La capilla permanecía cerrada de lunes a sábado, sólo a disposición de los rayos del sol y de las palomas. Entraban por sus cuatro ventanas altas para balancearse en las guirnaldas tendidas de una pared a la opuesta o para posarse a su antojo en los nichos del altarcito, en las bancas rústicas o sobre los capelos que protegían a los innumerables santos y vírgenes.

Esas figuras de bulto también fueron donadas por los moradores de la comunidad. Lo hicieron a base de sacrificar una porción de las remesas que recibían, desde diferentes ciudades de Estados Unidos, por parte de los esposos, hermanos, hijos, tíos.

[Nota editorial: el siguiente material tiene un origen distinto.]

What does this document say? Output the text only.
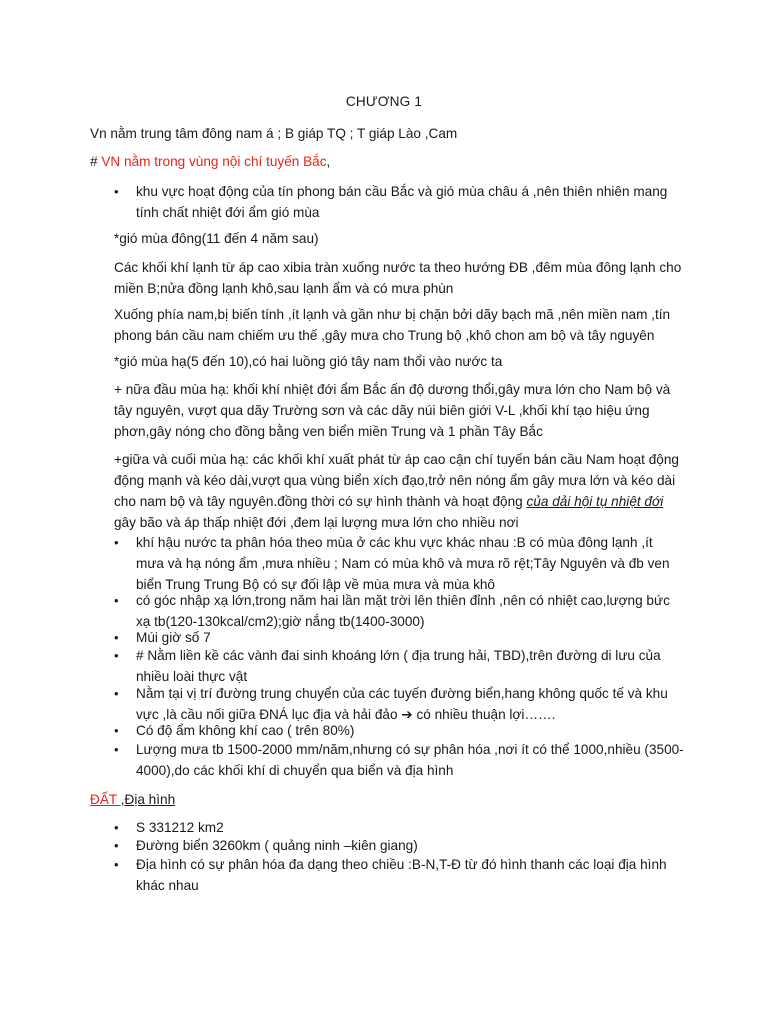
CHƯƠNG 1

Vn nằm trung tâm đông nam á ; B giáp TQ ; T giáp Lào ,Cam

# VN nằm trong vùng nội chí tuyến Bắc,

•	khu vực hoạt động của tín phong bán cầu Bắc và gió mùa châu á ,nên thiên nhiên mang tính chất nhiệt đới ẩm gió mùa

*gió mùa đông(11 đến 4 năm sau)

Các khối khí lạnh từ áp cao xibia tràn xuống nước ta theo hướng ĐB ,đêm mùa đông lạnh cho miền B;nửa đồng lạnh khô,sau lạnh ẩm và có mưa phùn

Xuống phía nam,bị biến tính ,ít lạnh và gần như bị chặn bởi dãy bạch mã ,nên miền nam ,tín phong bán cầu nam chiếm ưu thế ,gây mưa cho Trung bộ ,khô chon am bộ và tây nguyên

*gió mùa hạ(5 đến 10),có hai luồng gió tây nam thổi vào nước ta

+ nữa đầu mùa hạ: khối khí nhiệt đới ẩm Bắc ấn độ dương thổi,gây mưa lớn cho Nam bộ và tây nguyên, vượt qua dãy Trường sơn và các dãy núi biên giới V-L ,khối khí tạo hiệu ứng phơn,gây nóng cho đồng bằng ven biển miền Trung và 1 phần Tây Bắc

+giữa và cuối mùa hạ: các khối khí xuất phát từ áp cao cận chí tuyến bán cầu Nam hoạt động động mạnh và kéo dài,vượt qua vùng biển xích đạo,trở nên nóng ẩm gây mưa lớn và kéo dài cho nam bộ và tây nguyên.đồng thời có sự hình thành và hoạt động của dải hội tụ nhiệt đới gây bão và áp thấp nhiệt đới ,đem lại lượng mưa lớn cho nhiều nơi

•	khí hậu nước ta phân hóa theo mùa ở các khu vực khác nhau :B có mùa đông lạnh ,ít mưa và hạ nóng ẩm ,mưa nhiều ; Nam có mùa khô và mưa rõ rệt;Tây Nguyên và đb ven biển Trung Trung Bộ có sự đối lập về mùa mưa và mùa khô

•	có góc nhập xạ lớn,trong năm hai lần mặt trời lên thiên đỉnh ,nên có nhiệt cao,lượng bức xạ tb(120-130kcal/cm2);giờ nắng tb(1400-3000)

•	Múi giờ số 7

•	# Nằm liền kề các vành đai sinh khoáng lớn ( địa trung hải, TBD),trên đường di lưu của nhiều loài thực vật

•	Nằm tại vị trí đường trung chuyển của các tuyến đường biển,hang không quốc tế và khu vực ,là cầu nối giữa ĐNÁ lục địa và hải đảo ➔ có nhiều thuận lợi…….

•	Có độ ẩm không khí cao ( trên 80%)

•	Lượng mưa tb 1500-2000 mm/năm,nhưng có sự phân hóa ,nơi ít có thể 1000,nhiều (3500-4000),do các khối khí di chuyển qua biển và địa hình

ĐẤT ,Địa hình

•	S 331212 km2

•	Đường biển 3260km ( quảng ninh –kiên giang)

•	Địa hình có sự phân hóa đa dạng theo chiều :B-N,T-Đ từ đó hình thanh các loại địa hình khác nhau
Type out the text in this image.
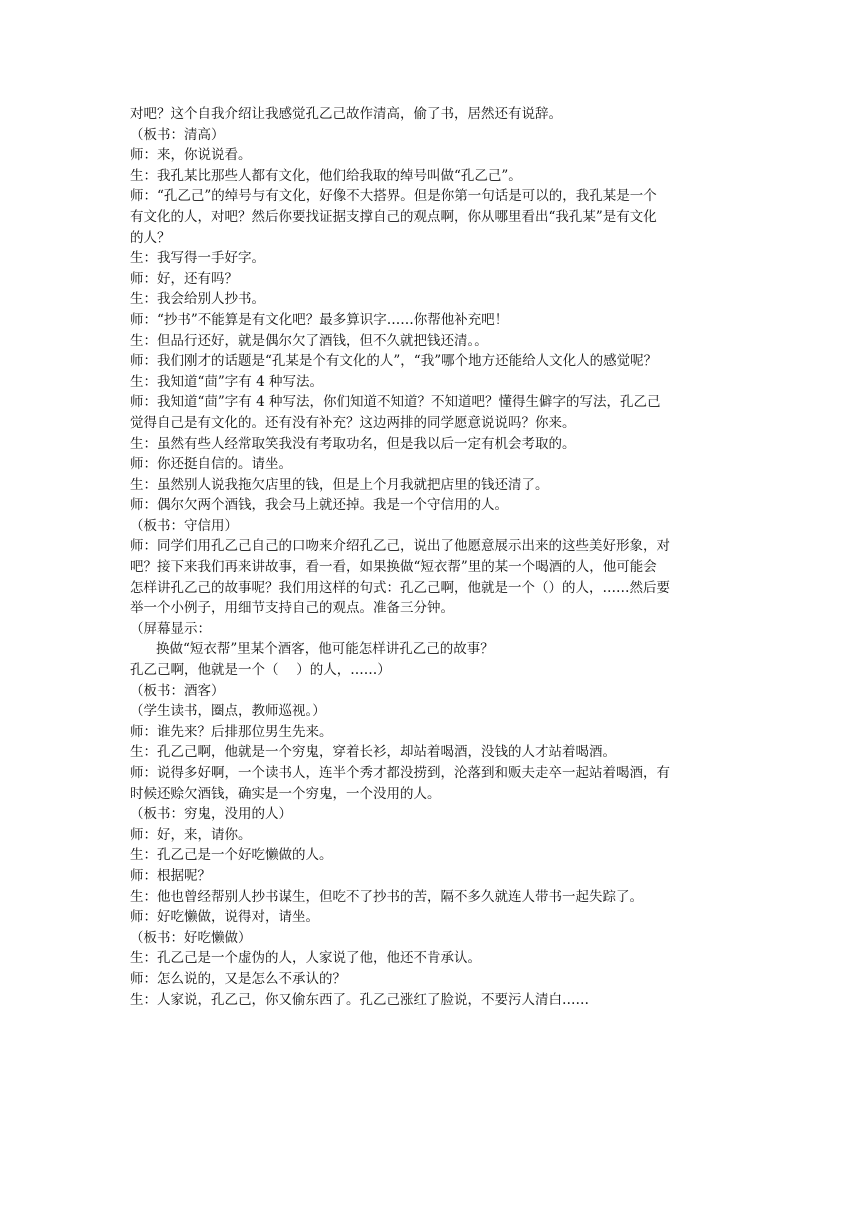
对吧？这个自我介绍让我感觉孔乙己故作清高，偷了书，居然还有说辞。
（板书：清高）
师：来，你说说看。
生：我孔某比那些人都有文化，他们给我取的绰号叫做“孔乙己”。
师：“孔乙己”的绰号与有文化，好像不大搭界。但是你第一句话是可以的，我孔某是一个
有文化的人，对吧？然后你要找证据支撑自己的观点啊，你从哪里看出“我孔某”是有文化
的人？
生：我写得一手好字。
师：好，还有吗？
生：我会给别人抄书。
师：“抄书”不能算是有文化吧？最多算识字……你帮他补充吧！
生：但品行还好，就是偶尔欠了酒钱，但不久就把钱还清。。
师：我们刚才的话题是“孔某是个有文化的人”，“我”哪个地方还能给人文化人的感觉呢？
生：我知道“茴”字有 4 种写法。
师：我知道“茴”字有 4 种写法，你们知道不知道？不知道吧？懂得生僻字的写法，孔乙己
觉得自己是有文化的。还有没有补充？这边两排的同学愿意说说吗？你来。
生：虽然有些人经常取笑我没有考取功名，但是我以后一定有机会考取的。
师：你还挺自信的。请坐。
生：虽然别人说我拖欠店里的钱，但是上个月我就把店里的钱还清了。
师：偶尔欠两个酒钱，我会马上就还掉。我是一个守信用的人。
（板书：守信用）
师：同学们用孔乙己自己的口吻来介绍孔乙己，说出了他愿意展示出来的这些美好形象，对
吧？接下来我们再来讲故事，看一看，如果换做“短衣帮”里的某一个喝酒的人，他可能会
怎样讲孔乙己的故事呢？我们用这样的句式：孔乙己啊，他就是一个（）的人，……然后要
举一个小例子，用细节支持自己的观点。准备三分钟。
（屏幕显示：
换做“短衣帮”里某个酒客，他可能怎样讲孔乙己的故事？
孔乙己啊，他就是一个（　 ）的人，……）
（板书：酒客）
（学生读书，圈点，教师巡视。）
师：谁先来？后排那位男生先来。
生：孔乙己啊，他就是一个穷鬼，穿着长衫，却站着喝酒，没钱的人才站着喝酒。
师：说得多好啊，一个读书人，连半个秀才都没捞到，沦落到和贩夫走卒一起站着喝酒，有
时候还赊欠酒钱，确实是一个穷鬼，一个没用的人。
（板书：穷鬼，没用的人）
师：好，来，请你。
生：孔乙己是一个好吃懒做的人。
师：根据呢？
生：他也曾经帮别人抄书谋生，但吃不了抄书的苦，隔不多久就连人带书一起失踪了。
师：好吃懒做，说得对，请坐。
（板书：好吃懒做）
生：孔乙己是一个虚伪的人，人家说了他，他还不肯承认。
师：怎么说的，又是怎么不承认的？
生：人家说，孔乙己，你又偷东西了。孔乙己涨红了脸说，不要污人清白……
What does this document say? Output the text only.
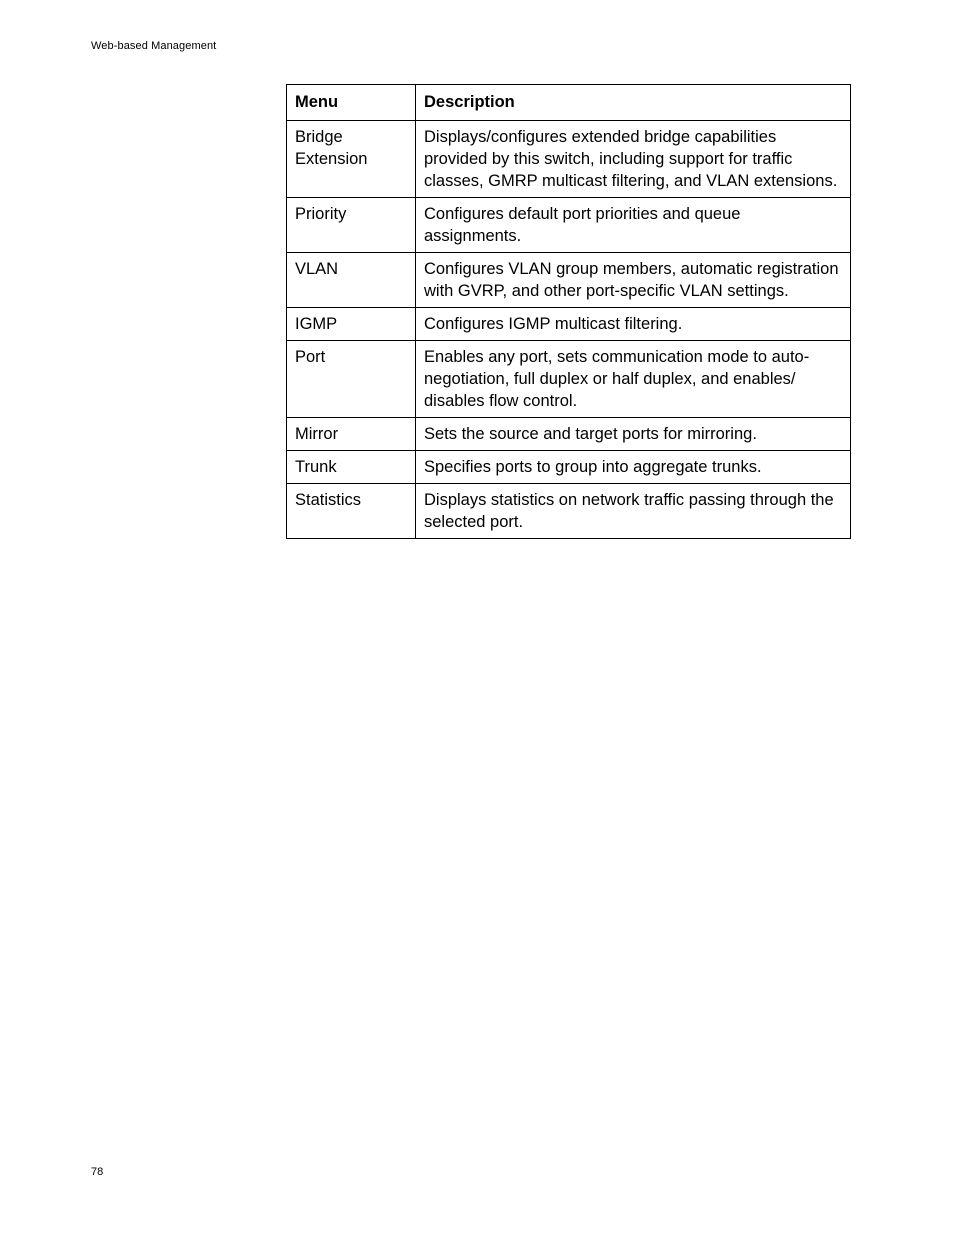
Web-based Management
Menu	Description
Bridge Extension	Displays/configures extended bridge capabilities provided by this switch, including support for traffic classes, GMRP multicast filtering, and VLAN extensions.
Priority	Configures default port priorities and queue assignments.
VLAN	Configures VLAN group members, automatic registration with GVRP, and other port-specific VLAN settings.
IGMP	Configures IGMP multicast filtering.
Port	Enables any port, sets communication mode to auto-negotiation, full duplex or half duplex, and enables/ disables flow control.
Mirror	Sets the source and target ports for mirroring.
Trunk	Specifies ports to group into aggregate trunks.
Statistics	Displays statistics on network traffic passing through the selected port.
78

Todos ellos aceptaron su condición de emigrantes a cambio de darle algo de bienestar a la familia y de esplendor al caserío. La primera señal de progreso fue la capilla.

Bajo sus ruinas quedan deshechas las ilusiones y los esfuerzos de los emigrantes; entre las aguas que la inundan se balancean las guirnaldas, se hinchan las maderas y flotan las palomas y los santos. Sobre la cúpula de color naranja, a pesar del desastre, siguen posándose los rayos del sol.

IV. Noviembre

En aquel pueblo este año no habrá ofrendas adornadas de flores amarillas y veladoras. Este año no habrá manos que distribuyan en el camino de los muertos los pocillos de agua, las veladoras y los platos con sal. Este año nadie bajará de su sitio los retratos de los seres queridos. Este año no habrá quien ponga en el altar doméstico los guisos y el aguardiente predilectos de quienes en vida continuaron la tradición de nombres y apellidos.

En aquel pueblo este noviembre no habrá quien ilumine y adorne el camino de los muertos. Pero ellos, aunque fatigados y sedientos, llegarán. Llegarán.